The new required policy response does, however, look quite dissimilar in character on either side of the Atlantic. As evidenced by both Germany's erstwhile Agenda 2010 and the European Union's ongoing and broader Lisbon Agenda, Europe has—in fits and starts—begun to fundamentally reform many of its long-standing government and market institutions and introduce increased flexibility into its social model. In the face of globally integrating markets, this is an attempt by Europe's leaders to both raise the continent's economic growth and make this growth more inclusive by bringing into the economic mainstream many previously excluded groups such as younger people, women, and immigrants.

US policymakers face a different challenge. In response to global economic integration and the ensuing public anxiety, America must reform its domestic institutions in a manner that ensures that its public is more adequately protected against the worst personal outcomes potentially arising from globalization and the loss of jobs. This means first and foremost a reform of America's ailing healthcare system. No candidate in this year's election can hope to restore public support for globalization without alleviating the increasing uncertainty of healthcare coverage and costs for America's middle class.
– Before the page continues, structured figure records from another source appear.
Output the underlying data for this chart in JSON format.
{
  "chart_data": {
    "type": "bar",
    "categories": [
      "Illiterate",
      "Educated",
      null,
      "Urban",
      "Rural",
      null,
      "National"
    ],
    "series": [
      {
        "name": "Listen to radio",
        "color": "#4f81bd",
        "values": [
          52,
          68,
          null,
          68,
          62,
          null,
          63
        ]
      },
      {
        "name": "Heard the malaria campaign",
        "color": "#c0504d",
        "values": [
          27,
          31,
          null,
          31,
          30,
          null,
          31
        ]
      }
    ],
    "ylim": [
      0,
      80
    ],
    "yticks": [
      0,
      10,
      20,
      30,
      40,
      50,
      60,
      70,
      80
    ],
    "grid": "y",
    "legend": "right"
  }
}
Another, longer-term, challenge increasingly looms for US policymakers striving to reform America for the age of globalization—that of educational standards. America rose to global economic prominence and superpower status in the 20th century on the shoulders of the most highly skilled and best educated workforce in the world. Now-aging baby-boomers—2008 is the first year in which Americans born after World War II can retire with a public pension—were the best educated workers in the world when they entered the US workforce some 30 years ago. Building on earlier visionary policies like the GI Bill of 1944, college-level graduation rates for American baby-boomers reached almost 40 percent during this period, far exceeding the 20 to 25 percent graduation rates enjoyed by contemporary British, French, German, or Japanese baby-boomer generations in the late 1960s and 1970s.

As such, in the latter part of the 20th century, no one would have been in a better position to take advantage of precisely the trade liberalization and the opening up of global markets that globalization entails than this group of Americans. Sadly, the situation today looks very different.

Almost uniquely in the OECD (in fact only Germany is in the same wretched position) and the direct result of 30 years of educational stagnation, college-level graduation rates among present day US labor market entrants age 25–34 years of age is the same as that of their retiring baby-boomer parents aged 55–64. For the first time in perhaps a century, the natural entry and exit occurring in America's workforce will thus no longer improve its skill composition.

Meanwhile, the rest of the world has not stood still. Over 50 percent of young Canadians, Japanese, and Koreans obtain tertiary education and today's American youth barely make the global skills top ten. Precisely at the time when globalization makes education matter more than ever, America's former lead is rapidly eroding. Without fundamental reform of the country's education system, it is increasingly uncertain that coming generations of Americans will reap the same vast economic benefits of globalization that their parents did. As a result, one should not be too surprised if their political support for globalization were to dampen.

Far-reaching domestic policy reforms are therefore required in both Europe and the United States to prevent today's public perception of globalization from causing a self-destructive political backlash against it. Strong political leadership will be required to address this issue before it becomes a crisis. So far in 2008, it has been lacking.